For those armchair observers of the breathtaking world of quants and structured finance, as myself, Technology Review’s current issue carries a wonderfully didactic and gripping introduction, The Blow-Up: (pesky but FREE registration required).
“How many think spreads will widen?” she asked.
The hands of about half the smartest people on Wall Street shot up.
“And how many think they’ll narrow?”
The other half — equally smart — raised their hands.
“Well,” she said. “That’s what makes a market.”
If they didn’t know, nobody could.
..it is hard to overstate the effect that securitisation has had on financial markets. Until the early 1980s, finance hewed to an “originate and hold” model. Banks generally held loans on their balance sheets to maturity; some debts were sold on loan-by-loan, but this market was small and lumpy. This began to give way to an “originate and distribute” model after America’s government-sponsored mortgage giants issued the first bonds with payments tied to the cash flows from large pools of loans.

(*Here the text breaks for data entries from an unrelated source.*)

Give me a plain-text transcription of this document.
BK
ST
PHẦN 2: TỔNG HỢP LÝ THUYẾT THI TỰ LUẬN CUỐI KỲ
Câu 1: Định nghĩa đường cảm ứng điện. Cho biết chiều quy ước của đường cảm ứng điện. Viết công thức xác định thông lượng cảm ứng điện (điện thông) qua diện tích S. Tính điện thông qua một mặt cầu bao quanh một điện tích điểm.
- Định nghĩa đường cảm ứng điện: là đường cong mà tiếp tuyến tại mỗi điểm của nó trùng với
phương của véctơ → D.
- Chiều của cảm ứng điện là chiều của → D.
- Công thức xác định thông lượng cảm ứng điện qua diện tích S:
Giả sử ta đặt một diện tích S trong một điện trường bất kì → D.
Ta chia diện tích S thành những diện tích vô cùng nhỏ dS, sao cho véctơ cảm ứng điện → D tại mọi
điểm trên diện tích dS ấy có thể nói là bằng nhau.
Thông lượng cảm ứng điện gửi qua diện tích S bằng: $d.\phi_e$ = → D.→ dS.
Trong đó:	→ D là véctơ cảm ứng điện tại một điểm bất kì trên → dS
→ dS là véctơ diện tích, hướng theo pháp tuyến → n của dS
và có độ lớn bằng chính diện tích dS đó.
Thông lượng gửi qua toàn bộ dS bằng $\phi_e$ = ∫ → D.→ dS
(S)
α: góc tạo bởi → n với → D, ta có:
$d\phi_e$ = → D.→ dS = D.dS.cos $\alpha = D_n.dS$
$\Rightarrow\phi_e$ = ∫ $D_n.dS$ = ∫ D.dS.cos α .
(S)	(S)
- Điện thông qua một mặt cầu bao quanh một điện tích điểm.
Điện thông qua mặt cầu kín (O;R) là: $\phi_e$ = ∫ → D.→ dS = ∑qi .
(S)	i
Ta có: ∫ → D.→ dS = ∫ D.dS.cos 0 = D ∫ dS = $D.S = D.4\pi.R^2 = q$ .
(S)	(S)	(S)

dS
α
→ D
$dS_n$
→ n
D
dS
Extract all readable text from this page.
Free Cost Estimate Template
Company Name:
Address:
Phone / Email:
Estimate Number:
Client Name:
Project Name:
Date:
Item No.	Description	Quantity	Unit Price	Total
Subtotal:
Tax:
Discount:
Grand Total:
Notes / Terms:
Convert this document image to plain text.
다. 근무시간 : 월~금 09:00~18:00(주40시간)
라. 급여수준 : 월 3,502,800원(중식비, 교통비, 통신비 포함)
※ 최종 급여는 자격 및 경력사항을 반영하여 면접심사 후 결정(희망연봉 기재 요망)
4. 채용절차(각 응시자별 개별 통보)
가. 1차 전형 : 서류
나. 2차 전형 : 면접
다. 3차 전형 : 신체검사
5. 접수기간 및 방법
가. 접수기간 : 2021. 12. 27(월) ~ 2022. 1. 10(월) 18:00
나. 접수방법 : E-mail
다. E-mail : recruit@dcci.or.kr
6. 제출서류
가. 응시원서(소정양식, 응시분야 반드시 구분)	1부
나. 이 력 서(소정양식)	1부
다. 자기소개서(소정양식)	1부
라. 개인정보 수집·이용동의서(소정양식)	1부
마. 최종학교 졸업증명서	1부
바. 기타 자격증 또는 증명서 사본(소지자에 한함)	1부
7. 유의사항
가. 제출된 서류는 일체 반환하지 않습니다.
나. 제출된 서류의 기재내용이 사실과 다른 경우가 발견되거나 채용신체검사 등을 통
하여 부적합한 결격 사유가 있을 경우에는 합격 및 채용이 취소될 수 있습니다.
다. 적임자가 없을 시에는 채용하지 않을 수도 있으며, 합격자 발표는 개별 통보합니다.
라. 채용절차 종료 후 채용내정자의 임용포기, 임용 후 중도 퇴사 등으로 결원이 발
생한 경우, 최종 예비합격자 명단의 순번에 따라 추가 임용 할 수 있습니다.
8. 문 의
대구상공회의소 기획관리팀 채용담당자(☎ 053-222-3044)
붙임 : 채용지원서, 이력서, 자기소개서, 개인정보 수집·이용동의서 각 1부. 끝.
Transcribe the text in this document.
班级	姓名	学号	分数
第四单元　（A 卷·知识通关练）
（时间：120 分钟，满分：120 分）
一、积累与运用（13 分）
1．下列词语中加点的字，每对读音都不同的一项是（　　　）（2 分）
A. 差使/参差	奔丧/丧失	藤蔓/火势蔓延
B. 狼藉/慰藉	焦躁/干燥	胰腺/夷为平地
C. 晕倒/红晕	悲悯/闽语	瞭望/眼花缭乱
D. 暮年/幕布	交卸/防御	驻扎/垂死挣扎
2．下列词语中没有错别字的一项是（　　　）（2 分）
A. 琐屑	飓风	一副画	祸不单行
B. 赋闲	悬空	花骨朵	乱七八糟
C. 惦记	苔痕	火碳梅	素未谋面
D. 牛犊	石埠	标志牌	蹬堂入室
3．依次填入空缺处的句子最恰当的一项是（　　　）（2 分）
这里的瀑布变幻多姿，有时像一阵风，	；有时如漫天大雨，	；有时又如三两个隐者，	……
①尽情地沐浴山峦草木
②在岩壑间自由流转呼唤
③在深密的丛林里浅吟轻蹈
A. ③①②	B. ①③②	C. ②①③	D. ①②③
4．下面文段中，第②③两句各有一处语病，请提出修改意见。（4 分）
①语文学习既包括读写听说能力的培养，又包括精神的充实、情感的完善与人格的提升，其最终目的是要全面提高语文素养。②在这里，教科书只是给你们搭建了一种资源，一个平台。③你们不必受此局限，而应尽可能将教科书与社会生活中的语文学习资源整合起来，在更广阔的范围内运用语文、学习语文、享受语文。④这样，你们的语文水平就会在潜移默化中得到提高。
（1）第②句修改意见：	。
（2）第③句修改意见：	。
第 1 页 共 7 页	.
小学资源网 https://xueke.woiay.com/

Wall Street built on this innovation, and securitisation took off soon after, then paused before exploding in the 1990s.. It was given a lift by America’s savings-and-loan crisis, which encouraged mortgage lenders to jettison their riskier loans, and by new technologies, such as credit-scoring, that facilitated loan-pooling. Around 56% of America’s outstanding residential mortgages were packaged in this way, including more than two-thirds of the subprime loans issued in 2006. Thanks largely to securitisation, global private-debt securities are now far bigger than stockmarkets.